The foundation awarded 180 fellowships to artists, scientists and scholars. The successful candidates were chosen from almost 3,000 applicants.

U.Va.'s 2009 Guggenheim fellows are

•    Francesca Fiorani, associate professor of art history;
•    Risa Goluboff, Law School professor;
•    Deborah Lawrence, associate professor of environmental sciences;
•    Charles Marsh, professor of religious studies;
•    Lisa Russ Spaar, associate professor of English.

Guggenheim fellowships are intended to foster the recipients' creativity and span six to 12 months. The average grant in last year's U.S. and Canada competition was $43,200.

Dr. Arthur Garson Jr., executive vice president and provost, said news of the U.Va. faculty members' awards was "absolutely outstanding."
 
"My thanks and appreciation go out to each of these professors on this exceptional achievement," Garson said. "To me, our faculty receiving five Guggenheims in one year is an indication of the depth and breadth of scholarship here at U.Va."
 
Meredith Jung-En Woo, dean of the College of Arts & Sciences, said she was delighted to learn of the awards Thursday morning – and that four of the five recipients were from the College.
 
"It's an illustration of the great distinction that our faculty has achieved and the College's commitment to pushing the boundaries of knowledge," she said.
 
Great things may still be to come, Woo said. "Guggenheim Fellows go on to be Nobel Prize and Pulitzer Prize winners," she added.

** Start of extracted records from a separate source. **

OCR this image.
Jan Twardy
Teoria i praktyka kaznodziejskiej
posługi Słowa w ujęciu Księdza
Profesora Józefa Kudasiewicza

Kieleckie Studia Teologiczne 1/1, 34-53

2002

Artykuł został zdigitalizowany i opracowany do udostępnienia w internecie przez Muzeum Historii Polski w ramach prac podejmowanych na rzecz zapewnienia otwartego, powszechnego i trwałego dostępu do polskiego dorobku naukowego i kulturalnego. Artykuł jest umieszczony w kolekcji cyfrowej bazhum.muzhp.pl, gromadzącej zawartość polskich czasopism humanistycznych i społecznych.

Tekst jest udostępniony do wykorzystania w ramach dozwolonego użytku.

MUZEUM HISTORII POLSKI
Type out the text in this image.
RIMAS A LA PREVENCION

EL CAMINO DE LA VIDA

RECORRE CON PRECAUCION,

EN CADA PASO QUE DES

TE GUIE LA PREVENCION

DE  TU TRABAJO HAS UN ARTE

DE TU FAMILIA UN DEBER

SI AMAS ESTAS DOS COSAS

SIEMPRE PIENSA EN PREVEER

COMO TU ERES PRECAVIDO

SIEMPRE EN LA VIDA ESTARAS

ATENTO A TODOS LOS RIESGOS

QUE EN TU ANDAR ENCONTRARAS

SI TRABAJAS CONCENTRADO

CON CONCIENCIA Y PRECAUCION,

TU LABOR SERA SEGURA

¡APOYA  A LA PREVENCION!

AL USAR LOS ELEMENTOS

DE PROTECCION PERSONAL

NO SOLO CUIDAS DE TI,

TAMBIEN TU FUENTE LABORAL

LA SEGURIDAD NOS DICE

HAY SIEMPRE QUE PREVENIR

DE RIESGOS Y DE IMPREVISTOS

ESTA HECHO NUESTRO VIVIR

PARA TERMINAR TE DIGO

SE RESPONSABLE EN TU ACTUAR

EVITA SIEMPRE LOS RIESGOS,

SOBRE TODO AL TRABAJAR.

Since 1992 – as far back as official University records go –  U.Va. faculty members have won 12 Guggenheims, but never more than two in a single year. This year's awards are the University's first since 2005.
 
Of 80 colleges and universities represented in the 2009 Guggenheim fellowships, fewer than a third received multiple awards. Also receiving five fellowships were the University of North Carolina at Chapel Hill and Harvard University. Columbia University had the most with seven. The only other Virginia institution on the list was George Mason University, with one award.
 
One of the hallmarks of the Guggenheim fellowship program, now in its 85th year, is the diversity of its fellows. This year's fellows range in age from 29 to 70; their residences span the world; and their fellowship projects will carry them to every continent. In all, 62 disciplines and 68 different academic institutions are represented by this year's fellows.

Hirsch said in a press release that, since its establishment in 1925, the Guggenheim Foundation has granted more than $273 million in fellowships to nearly 16,700 individuals. Nobel, Pulitzer and other prize winners grace the roll of fellows, which includes Ansel Adams, W.H. Auden, Aaron Copland, Martha Graham, Langston Hughes, Henry Kissinger, Vladimir Nabokov, Isamu Noguchi, Wendy Wasserstein, Derek Walcott, James Watson and Eudora Welty.